Not a single member of Miramonte's teaching staff has been accused of wrongdoing in the interim period, says Pollard-Terry.

So what were they doing for all those months, over at the Augustus F. Hawkins High School ghost town? “They were doing professional development,” says the LAUSD spokeswoman. “Curriculum, training, that kind of thing.”

Near the end of April, a Fox11 reporter dropped by the high school to check on the Miramonte exiles. It was an odd scene. According to LAist, one unidentified teacher leaving for the day said that he and his colleagues were mostly just doing busywork like “learning how to knit and sew.”
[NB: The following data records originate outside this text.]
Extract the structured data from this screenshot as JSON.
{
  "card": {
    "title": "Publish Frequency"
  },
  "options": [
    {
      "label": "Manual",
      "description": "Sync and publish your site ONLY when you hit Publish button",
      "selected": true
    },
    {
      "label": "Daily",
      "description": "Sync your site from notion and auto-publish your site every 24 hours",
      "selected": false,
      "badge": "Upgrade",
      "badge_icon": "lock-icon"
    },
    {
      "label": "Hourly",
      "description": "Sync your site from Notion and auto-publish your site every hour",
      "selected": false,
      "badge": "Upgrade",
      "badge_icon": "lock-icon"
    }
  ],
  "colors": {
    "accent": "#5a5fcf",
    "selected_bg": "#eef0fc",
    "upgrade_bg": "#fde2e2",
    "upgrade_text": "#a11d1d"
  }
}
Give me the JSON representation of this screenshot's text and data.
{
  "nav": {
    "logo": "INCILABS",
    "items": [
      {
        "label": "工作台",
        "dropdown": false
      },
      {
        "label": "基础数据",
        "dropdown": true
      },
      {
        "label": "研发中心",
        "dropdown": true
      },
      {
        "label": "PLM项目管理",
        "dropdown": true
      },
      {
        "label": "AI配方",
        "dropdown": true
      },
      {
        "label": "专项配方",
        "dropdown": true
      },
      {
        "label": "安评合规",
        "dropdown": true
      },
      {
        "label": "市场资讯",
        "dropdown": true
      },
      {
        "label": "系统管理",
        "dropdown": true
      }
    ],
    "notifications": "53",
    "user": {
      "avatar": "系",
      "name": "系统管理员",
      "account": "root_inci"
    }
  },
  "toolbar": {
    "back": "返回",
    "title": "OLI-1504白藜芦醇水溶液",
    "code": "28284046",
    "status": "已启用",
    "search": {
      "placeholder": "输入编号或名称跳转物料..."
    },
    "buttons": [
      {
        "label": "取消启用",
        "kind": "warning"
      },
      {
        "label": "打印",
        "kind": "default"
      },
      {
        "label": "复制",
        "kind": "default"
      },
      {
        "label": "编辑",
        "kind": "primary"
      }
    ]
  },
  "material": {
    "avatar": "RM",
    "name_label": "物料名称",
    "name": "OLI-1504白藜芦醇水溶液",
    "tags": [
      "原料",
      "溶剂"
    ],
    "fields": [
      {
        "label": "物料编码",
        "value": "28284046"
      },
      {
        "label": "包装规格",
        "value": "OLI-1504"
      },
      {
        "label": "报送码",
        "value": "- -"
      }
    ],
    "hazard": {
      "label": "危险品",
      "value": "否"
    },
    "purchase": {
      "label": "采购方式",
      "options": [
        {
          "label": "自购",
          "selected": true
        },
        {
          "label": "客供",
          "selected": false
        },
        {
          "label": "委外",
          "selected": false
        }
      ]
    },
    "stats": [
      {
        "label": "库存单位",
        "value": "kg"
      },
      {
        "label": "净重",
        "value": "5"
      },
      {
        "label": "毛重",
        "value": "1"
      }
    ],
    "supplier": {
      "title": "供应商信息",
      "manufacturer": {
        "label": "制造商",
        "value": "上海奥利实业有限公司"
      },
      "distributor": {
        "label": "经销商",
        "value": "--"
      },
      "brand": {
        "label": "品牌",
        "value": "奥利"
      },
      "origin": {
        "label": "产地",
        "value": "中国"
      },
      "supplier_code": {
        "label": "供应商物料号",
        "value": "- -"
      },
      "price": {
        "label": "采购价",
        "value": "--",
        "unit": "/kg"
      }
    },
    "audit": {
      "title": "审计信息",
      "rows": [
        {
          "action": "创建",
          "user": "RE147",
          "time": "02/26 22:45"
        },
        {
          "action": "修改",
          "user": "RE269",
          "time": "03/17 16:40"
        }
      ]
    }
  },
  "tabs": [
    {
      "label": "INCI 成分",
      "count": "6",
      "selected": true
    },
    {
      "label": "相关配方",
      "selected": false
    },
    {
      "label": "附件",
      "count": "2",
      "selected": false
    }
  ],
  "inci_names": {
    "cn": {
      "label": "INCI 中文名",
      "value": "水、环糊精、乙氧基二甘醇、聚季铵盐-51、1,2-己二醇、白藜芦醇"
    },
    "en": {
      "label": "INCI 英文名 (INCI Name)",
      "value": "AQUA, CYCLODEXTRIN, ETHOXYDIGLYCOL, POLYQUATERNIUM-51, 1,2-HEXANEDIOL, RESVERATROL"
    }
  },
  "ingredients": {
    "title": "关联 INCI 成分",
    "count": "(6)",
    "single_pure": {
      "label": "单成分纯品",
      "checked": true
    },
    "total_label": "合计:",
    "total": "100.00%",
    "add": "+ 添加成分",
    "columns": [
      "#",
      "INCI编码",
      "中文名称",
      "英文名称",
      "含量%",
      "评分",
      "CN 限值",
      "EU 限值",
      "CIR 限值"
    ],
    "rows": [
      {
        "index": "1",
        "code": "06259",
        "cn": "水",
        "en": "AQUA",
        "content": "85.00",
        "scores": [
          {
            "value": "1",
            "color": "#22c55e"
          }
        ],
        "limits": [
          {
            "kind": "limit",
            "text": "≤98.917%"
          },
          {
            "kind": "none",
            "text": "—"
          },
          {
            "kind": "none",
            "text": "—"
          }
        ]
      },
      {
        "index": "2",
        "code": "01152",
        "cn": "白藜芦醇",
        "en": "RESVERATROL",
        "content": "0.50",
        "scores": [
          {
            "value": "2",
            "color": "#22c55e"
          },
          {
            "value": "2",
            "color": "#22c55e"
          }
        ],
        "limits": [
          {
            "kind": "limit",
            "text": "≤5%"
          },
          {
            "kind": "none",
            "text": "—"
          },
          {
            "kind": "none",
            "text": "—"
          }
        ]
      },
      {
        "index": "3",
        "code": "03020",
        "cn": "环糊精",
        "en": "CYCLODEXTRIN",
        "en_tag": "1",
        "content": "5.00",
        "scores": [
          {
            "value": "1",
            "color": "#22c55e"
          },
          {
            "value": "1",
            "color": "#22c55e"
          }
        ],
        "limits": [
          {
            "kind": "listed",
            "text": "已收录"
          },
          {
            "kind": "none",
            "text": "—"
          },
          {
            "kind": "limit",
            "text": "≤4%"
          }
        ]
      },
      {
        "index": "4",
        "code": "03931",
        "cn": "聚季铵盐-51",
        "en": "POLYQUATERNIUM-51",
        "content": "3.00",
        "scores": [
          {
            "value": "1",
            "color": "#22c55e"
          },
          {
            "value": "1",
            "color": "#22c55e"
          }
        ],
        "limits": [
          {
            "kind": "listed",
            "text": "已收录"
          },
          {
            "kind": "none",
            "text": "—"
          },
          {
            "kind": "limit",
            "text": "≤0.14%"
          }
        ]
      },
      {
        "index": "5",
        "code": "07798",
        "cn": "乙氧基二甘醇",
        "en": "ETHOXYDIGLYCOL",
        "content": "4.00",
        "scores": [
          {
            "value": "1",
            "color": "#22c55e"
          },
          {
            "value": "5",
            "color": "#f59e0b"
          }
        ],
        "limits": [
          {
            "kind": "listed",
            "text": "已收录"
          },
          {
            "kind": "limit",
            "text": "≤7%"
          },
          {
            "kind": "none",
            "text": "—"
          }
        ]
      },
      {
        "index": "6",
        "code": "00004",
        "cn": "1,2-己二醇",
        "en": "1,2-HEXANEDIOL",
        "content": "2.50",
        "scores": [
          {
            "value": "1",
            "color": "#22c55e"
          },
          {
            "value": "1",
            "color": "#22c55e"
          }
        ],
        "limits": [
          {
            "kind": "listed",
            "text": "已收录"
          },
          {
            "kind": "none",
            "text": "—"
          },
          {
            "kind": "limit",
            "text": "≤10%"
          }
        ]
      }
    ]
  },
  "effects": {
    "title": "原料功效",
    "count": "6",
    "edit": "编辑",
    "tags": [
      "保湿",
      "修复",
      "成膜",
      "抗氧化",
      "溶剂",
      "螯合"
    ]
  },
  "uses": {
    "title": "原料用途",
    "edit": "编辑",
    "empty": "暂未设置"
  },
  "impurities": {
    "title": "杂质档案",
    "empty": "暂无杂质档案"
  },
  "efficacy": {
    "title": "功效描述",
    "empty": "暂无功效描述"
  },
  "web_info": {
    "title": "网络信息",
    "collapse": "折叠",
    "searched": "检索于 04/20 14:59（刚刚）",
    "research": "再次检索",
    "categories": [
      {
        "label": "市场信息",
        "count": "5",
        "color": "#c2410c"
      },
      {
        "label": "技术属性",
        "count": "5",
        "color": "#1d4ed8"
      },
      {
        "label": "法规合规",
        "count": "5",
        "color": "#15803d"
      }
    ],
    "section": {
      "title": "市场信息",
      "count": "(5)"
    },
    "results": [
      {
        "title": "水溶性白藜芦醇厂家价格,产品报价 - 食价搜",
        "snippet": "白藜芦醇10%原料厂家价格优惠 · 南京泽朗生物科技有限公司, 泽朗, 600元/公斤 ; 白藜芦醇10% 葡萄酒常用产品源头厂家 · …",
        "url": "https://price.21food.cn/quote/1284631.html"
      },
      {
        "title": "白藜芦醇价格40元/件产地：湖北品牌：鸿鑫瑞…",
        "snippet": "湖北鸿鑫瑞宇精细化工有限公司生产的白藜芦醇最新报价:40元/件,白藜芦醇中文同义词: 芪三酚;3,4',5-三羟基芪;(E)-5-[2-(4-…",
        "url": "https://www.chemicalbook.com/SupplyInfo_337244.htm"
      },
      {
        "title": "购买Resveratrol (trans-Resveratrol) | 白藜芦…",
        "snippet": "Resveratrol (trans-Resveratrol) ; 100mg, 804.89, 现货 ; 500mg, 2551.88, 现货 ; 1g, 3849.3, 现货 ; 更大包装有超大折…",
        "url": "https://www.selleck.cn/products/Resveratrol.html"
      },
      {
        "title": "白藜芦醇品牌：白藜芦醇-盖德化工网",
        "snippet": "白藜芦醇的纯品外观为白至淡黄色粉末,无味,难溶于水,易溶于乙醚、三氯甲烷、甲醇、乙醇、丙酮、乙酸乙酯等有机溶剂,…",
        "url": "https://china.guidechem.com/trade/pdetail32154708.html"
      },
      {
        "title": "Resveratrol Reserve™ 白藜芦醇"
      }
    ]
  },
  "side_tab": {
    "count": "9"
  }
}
So it appears the Miramonte cleansing was essentially one big PR stunt — one that the teachers union repeatedly insisted was “unfairly punishing and stigmatizing dozens of completely innocent employees and depriving hundreds of students of a consistent education.”

Anyway, Superintendent Deasy and L.A. Mayor Antonio Villaraigosa have moved on to bigger and bond-ier things: They announced the opening of 20 new LAUSD campuses today, under the district's $19.5 billion “New School Construction and Modernization” program. And, in a stroke of very convenient timing, a district-commissioned study was released this morning to show that young kids' test scores improve when they're transfered to shiny new schools.

However, study co-author Bruce Fuller tells KPCC that “it's not [just] the shininess, the fresh paint, the cleaner hallways. It's also that these new schools are smaller communities at the elementary level attracted the younger, better trained teaching staff.”

Swell. But are underperforming schools like Miramonte getting left in the construction dust?

And amid all this LAUSD expansion, what kind of new precautions are being put in place to ensure another Berndt doesn't slip through the cracks? Because state lawmakers certainly aren't taking care of it.